Now working mostly from home in Ashburn, Virginia, Powers lives close enough to keep Monkey with her sister at Highgarden Farm in Frederick, Maryland. Although they’ve always ridden together, navigating their new trainer-student relationship has taken time.

“You’re usually very, ‘Yes, sir! Yes, ma’am!’ with your trainer, but when it’s a family member it’s easier to argue back,” Powers said. “We have a more effective relationship now, though, where she gives me guidance, but I can still say, ‘Wait, help me understand that because what I’m feeling is different.’

“It’s also great that we can talk for hours about my riding, and she won’t get annoyed with me,” Powers added with a laugh. “She’s a phenomenal horsewoman.”

Powers returns the favor by bringing her professional skills to the barn. She helped Jarvis organize a system for setting goals and evaluating results that she’s applied around the facility, helping students, workers and Jarvis herself to work with more purpose.

Powers has a goal list of her own.
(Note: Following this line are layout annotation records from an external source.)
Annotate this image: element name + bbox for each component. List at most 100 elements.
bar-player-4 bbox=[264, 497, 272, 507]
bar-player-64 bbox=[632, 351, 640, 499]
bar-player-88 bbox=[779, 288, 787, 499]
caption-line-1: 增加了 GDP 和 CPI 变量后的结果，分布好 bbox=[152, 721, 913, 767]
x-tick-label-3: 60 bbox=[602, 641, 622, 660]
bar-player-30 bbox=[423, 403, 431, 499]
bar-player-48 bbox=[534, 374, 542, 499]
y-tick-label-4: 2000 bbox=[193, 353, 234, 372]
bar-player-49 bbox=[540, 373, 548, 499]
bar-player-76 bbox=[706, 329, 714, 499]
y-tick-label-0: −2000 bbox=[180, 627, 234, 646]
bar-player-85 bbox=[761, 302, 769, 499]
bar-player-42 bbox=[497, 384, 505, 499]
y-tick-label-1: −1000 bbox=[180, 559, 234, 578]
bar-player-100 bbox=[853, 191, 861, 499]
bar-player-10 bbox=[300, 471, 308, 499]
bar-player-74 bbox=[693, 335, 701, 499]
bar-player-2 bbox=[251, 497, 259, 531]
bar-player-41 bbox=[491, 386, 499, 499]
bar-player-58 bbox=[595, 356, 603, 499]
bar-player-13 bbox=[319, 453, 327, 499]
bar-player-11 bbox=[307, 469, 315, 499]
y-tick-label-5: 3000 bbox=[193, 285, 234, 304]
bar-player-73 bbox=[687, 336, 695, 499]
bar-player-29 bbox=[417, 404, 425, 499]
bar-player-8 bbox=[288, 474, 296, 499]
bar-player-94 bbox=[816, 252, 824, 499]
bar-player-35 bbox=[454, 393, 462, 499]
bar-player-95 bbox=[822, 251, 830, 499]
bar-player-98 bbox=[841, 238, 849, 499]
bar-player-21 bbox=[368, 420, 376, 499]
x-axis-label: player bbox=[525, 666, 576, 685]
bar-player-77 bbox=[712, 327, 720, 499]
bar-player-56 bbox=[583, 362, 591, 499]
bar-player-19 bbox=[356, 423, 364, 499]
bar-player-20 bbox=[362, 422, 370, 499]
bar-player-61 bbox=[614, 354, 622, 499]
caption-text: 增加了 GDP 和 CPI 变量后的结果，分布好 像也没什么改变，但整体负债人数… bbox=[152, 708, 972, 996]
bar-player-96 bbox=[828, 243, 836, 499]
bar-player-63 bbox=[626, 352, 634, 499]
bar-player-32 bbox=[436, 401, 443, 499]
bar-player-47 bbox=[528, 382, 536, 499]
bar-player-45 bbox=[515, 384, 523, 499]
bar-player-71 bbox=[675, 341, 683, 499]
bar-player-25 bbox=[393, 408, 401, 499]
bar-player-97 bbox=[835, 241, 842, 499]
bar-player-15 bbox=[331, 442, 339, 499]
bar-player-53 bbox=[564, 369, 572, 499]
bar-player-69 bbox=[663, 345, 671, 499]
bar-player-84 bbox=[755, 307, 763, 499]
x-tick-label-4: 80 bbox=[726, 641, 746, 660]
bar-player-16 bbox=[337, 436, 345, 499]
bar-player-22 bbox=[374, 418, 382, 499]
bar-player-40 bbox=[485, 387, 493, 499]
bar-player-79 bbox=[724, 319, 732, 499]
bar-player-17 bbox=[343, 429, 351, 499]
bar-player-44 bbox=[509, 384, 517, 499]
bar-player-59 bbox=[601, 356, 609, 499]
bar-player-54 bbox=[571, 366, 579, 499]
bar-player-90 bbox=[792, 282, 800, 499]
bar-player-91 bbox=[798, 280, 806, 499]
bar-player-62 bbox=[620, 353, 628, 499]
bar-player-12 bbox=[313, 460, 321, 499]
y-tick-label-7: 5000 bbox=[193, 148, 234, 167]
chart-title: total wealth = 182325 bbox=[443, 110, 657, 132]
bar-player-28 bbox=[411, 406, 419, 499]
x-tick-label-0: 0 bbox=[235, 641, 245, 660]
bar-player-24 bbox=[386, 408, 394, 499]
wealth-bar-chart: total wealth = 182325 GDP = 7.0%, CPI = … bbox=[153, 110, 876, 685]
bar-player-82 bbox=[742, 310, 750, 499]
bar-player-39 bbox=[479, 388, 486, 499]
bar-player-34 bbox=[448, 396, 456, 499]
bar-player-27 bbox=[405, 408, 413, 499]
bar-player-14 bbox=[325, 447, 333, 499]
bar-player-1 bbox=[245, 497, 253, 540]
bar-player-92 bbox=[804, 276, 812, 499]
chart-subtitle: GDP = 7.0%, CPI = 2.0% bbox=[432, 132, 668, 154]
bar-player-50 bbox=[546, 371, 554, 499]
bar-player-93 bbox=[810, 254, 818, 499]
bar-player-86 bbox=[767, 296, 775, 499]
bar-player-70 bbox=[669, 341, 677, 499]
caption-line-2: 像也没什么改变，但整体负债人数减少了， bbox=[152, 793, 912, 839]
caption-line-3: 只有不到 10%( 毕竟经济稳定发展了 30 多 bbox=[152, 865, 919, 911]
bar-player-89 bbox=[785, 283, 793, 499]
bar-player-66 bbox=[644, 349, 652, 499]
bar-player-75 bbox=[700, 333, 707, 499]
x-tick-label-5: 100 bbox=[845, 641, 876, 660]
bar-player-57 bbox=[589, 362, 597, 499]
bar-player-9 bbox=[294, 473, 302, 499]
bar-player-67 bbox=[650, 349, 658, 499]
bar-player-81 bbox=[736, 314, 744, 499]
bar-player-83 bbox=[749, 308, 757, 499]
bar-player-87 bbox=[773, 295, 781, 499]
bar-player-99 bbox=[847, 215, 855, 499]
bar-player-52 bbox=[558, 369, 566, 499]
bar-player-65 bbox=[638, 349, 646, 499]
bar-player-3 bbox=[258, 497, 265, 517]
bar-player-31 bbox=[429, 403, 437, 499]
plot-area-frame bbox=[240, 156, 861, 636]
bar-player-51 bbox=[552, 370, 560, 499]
This season she’s been in the top three for a number of child/adult jumper classics, and her goal is to qualify for all the major finals this year—the Washington International Horse Show, (District of Columbia), the North American League Finals (Pennsylvania), and Marshall & Sterling Finals (New York) —as well as the USHJA Zone 3 team jumper championships (North Carolina).

Achieving those goals will require something of a balancing act, as she and her husband are still enjoying their first full year of cohabitation. So far, Powers is managing.

“I look at adult amateurs with kids, and I don’t know how they do it!” Powers said. “I’ve had to learn to be OK with having a really long day, but also to coordinate with Josh really carefully. He coaches and referees hockey in his off time, so we try to coordinate so we work late the same nights. It’s also really helpful having a sister who will ride Monkey when I’m up in New Jersey or traveling other places for work.”

One thing hasn’t changed. Even with her perfectionistic tendencies under control, Powers is as competitive as ever.

“I thought I would feel different in the ring—take it less seriously maybe,” Powers said. “But it turns out even though the atmosphere is more relaxed, I still really, really want to nail it. I have always wanted to win in a collaborative way, and I really do want everyone to do their best. I would just like for my best to be the best.”